Мсье Шарль, конечно, существовал, – продолжал Винсент, – и вы действительно были его гостями – ты и Жером. Вы пользовались роскошным гостеприимством этого мерзавца. Новый хозяин Анаис был жестоким, безжалостным, но не слишком внимательным, а главное, не ревнивым. Он гораздо больше дорожил своим великолепным «путаном», чем хрупкой Анаис, недостаток которой состоял в том, что она девушка, так что ей отводилась второстепенная роль в сценах, которые он для себя заказывал.
Анаис крепко привязали за шею. Веревка была довольно длинной, поскольку она могла дойти до квартиры на авеню Анри-Мартен, но, слегка дернув за поводок, бородач мог в любой момент отозвать к себе маленькую рабыню. Иногда он позволял ей целыми месяцами где-то шляться на конце лонжи.
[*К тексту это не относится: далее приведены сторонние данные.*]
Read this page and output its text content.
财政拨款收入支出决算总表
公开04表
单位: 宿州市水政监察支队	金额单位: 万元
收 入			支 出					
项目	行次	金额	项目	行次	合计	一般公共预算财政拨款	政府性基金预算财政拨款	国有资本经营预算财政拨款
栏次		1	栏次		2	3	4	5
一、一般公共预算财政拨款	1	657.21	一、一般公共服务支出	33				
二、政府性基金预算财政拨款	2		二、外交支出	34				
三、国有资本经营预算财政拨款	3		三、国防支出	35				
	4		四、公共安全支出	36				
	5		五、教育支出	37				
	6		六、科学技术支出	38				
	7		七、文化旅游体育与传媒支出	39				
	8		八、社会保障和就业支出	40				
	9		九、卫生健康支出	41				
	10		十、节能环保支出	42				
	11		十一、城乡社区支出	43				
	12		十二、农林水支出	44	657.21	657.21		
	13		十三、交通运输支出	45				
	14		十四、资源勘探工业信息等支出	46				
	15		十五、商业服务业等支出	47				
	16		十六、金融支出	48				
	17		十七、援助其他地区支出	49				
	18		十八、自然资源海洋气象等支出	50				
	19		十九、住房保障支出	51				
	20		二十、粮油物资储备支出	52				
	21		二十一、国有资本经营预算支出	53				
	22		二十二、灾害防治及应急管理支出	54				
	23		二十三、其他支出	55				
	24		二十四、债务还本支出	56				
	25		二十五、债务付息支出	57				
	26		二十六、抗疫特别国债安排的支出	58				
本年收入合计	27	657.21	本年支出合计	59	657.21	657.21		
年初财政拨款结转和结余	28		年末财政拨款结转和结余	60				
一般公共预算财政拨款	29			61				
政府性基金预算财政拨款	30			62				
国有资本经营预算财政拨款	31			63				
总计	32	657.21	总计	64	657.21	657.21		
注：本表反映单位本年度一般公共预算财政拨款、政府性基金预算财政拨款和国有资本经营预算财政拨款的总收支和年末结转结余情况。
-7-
Иногда она была нужна ему несколько недель подряд. Иногда он забирал ее у нас только на одну ночь. Анаис исчезала. Возвращалась с царапинами на теле и новой ложью на устах. Красивой ложью, которую гримировала смехом и невинностью, даже если нас не удавалось провести.
Винсент не знает, в результате какой сделки Анаис оказалась во власти мсье Шарля. Она сама не знала. Ей, конечно, и не подумали об этом сообщить.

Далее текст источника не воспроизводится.